Unfortunately, this takes faith, faith in the magic of self-motivation that most adults lack. Parents try to control their children’s lives. They force, or emotionally manipulate, their children into educational courses, colleges, residences, careers, status-based relationships, and marriages that the children would not have chosen as orphans. ‘All for their own good of course’—so goes the rationalization. At a lesser level, they push their children into accompanying them to events where they are shown off as trophies.

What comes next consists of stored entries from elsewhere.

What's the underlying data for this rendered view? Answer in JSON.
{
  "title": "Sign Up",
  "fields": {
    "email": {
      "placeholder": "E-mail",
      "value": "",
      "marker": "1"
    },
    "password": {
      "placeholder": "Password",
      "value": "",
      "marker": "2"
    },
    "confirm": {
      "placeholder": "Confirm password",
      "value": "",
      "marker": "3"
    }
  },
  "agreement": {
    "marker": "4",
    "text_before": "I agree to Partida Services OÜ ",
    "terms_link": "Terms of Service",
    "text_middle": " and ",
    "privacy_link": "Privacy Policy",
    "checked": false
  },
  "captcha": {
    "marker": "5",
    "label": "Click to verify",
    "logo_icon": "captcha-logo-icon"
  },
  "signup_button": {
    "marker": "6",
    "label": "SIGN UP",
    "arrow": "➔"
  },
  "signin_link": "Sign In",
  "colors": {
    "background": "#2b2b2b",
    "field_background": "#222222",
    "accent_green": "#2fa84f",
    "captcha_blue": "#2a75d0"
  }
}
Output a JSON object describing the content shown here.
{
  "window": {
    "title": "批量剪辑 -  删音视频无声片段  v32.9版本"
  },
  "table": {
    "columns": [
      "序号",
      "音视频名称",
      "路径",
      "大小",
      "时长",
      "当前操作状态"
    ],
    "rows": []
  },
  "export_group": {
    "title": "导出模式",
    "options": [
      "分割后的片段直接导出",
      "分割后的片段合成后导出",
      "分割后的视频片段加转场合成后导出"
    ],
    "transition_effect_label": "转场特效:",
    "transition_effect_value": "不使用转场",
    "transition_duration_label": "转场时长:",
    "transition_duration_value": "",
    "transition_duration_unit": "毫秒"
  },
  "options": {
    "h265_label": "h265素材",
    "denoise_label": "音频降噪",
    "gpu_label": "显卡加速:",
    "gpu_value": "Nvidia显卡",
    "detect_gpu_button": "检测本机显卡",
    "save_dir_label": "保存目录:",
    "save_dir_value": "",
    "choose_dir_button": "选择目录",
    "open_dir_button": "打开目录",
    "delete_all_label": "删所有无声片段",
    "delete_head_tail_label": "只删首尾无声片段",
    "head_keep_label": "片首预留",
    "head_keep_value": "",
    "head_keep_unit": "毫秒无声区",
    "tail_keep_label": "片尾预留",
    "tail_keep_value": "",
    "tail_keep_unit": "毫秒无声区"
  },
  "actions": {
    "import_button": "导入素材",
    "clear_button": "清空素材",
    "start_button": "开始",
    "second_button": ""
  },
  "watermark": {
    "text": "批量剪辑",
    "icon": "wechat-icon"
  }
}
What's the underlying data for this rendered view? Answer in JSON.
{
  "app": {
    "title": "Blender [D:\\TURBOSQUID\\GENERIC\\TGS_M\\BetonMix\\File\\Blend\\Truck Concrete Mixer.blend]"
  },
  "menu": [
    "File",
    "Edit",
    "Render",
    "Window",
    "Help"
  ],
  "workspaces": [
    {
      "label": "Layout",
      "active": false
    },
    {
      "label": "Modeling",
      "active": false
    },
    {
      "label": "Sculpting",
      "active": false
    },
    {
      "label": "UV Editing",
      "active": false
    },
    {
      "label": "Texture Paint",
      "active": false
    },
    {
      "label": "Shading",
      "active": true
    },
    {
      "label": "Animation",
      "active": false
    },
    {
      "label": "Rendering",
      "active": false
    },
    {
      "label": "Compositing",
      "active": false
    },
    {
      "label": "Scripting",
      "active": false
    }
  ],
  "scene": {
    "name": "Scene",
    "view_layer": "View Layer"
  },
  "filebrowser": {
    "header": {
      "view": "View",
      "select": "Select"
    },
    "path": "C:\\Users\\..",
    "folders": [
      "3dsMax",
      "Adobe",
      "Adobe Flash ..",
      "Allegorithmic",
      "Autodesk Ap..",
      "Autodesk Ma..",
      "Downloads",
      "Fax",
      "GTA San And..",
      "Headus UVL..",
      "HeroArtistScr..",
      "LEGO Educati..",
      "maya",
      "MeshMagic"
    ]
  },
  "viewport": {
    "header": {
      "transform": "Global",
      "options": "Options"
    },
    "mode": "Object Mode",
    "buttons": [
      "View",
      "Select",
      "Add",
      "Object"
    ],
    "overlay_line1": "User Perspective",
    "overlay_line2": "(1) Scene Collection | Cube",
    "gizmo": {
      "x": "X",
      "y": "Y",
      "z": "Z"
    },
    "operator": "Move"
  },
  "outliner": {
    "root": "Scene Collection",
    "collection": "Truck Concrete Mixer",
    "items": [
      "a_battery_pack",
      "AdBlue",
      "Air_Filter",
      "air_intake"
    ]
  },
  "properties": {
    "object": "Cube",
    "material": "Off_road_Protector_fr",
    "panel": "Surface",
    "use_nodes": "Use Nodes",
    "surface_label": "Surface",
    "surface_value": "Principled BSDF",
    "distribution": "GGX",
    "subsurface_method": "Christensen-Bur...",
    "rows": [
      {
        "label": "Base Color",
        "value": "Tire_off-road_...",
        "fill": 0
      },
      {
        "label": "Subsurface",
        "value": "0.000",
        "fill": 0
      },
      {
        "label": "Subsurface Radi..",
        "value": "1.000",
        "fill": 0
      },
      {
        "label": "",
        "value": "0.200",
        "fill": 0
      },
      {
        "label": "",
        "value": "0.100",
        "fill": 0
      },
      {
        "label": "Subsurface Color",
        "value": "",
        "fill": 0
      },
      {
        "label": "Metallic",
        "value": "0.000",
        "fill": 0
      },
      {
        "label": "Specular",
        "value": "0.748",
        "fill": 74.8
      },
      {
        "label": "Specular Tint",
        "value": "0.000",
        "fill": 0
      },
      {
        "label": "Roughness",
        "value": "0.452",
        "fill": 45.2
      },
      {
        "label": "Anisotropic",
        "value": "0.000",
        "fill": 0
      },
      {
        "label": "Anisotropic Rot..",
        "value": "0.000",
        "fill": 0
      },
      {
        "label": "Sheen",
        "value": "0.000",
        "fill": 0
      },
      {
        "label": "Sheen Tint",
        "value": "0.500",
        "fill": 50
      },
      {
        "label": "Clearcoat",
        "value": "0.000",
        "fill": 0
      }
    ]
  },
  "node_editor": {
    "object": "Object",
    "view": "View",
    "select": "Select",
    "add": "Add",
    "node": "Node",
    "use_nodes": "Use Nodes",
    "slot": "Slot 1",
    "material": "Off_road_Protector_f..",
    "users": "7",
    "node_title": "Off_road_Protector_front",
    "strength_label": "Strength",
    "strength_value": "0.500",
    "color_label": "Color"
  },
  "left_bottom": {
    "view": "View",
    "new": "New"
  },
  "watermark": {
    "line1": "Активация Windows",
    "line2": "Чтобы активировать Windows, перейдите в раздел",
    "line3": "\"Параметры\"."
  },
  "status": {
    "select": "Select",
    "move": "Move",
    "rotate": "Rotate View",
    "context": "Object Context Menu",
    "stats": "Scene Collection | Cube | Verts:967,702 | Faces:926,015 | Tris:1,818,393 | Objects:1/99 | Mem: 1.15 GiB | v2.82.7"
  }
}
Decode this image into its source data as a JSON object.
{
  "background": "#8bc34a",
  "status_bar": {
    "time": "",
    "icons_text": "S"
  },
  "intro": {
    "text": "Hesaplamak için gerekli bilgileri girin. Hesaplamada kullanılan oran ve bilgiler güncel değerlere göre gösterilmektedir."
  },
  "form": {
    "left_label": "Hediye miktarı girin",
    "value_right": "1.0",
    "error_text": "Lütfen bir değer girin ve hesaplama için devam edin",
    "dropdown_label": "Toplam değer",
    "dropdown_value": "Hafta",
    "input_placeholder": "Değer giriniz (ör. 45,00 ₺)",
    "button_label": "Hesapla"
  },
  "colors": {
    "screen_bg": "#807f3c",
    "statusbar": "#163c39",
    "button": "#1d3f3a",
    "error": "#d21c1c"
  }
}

In China, Japan, South Korea, India, and the Middle East, societies are still extremely tribal.
In China, Japan, South Korea, India, and the Middle East, societies are still extremely tribal—the ethos of a trader society has not taken root. Even the Western world is deficient in this respect, only much less so. China is about the worst prototype one can draw upon. Youth suicide rates remain astronomically high, in part fuelled by irrational tribe-conforming pressures, much of it from parents.
What if your teenage child says he is going to experiment with hard drugs? What if he keeps producing academic results well below his potential? It should be possible to enter into discussions without preaching if the foundation has been laid in early childhood. If you treat a six-year old as a human who deserves to be heard and understood, he will likely consult you when he is sixteen. A leading psychologist affirms our hypothesis that supportive parenting, the type that recognizes that the offspring is a new human being in its own right, generates the best results. Authoritarian parenting could do much more harm than good, argues another psychologist. A recent study says that authoritarian parenting does not even produce high academic results. This should not surprise us—authoritarian anything does much more harm than good. Social ethos must move toward an individual-centric trader mentality, and parenting is no different.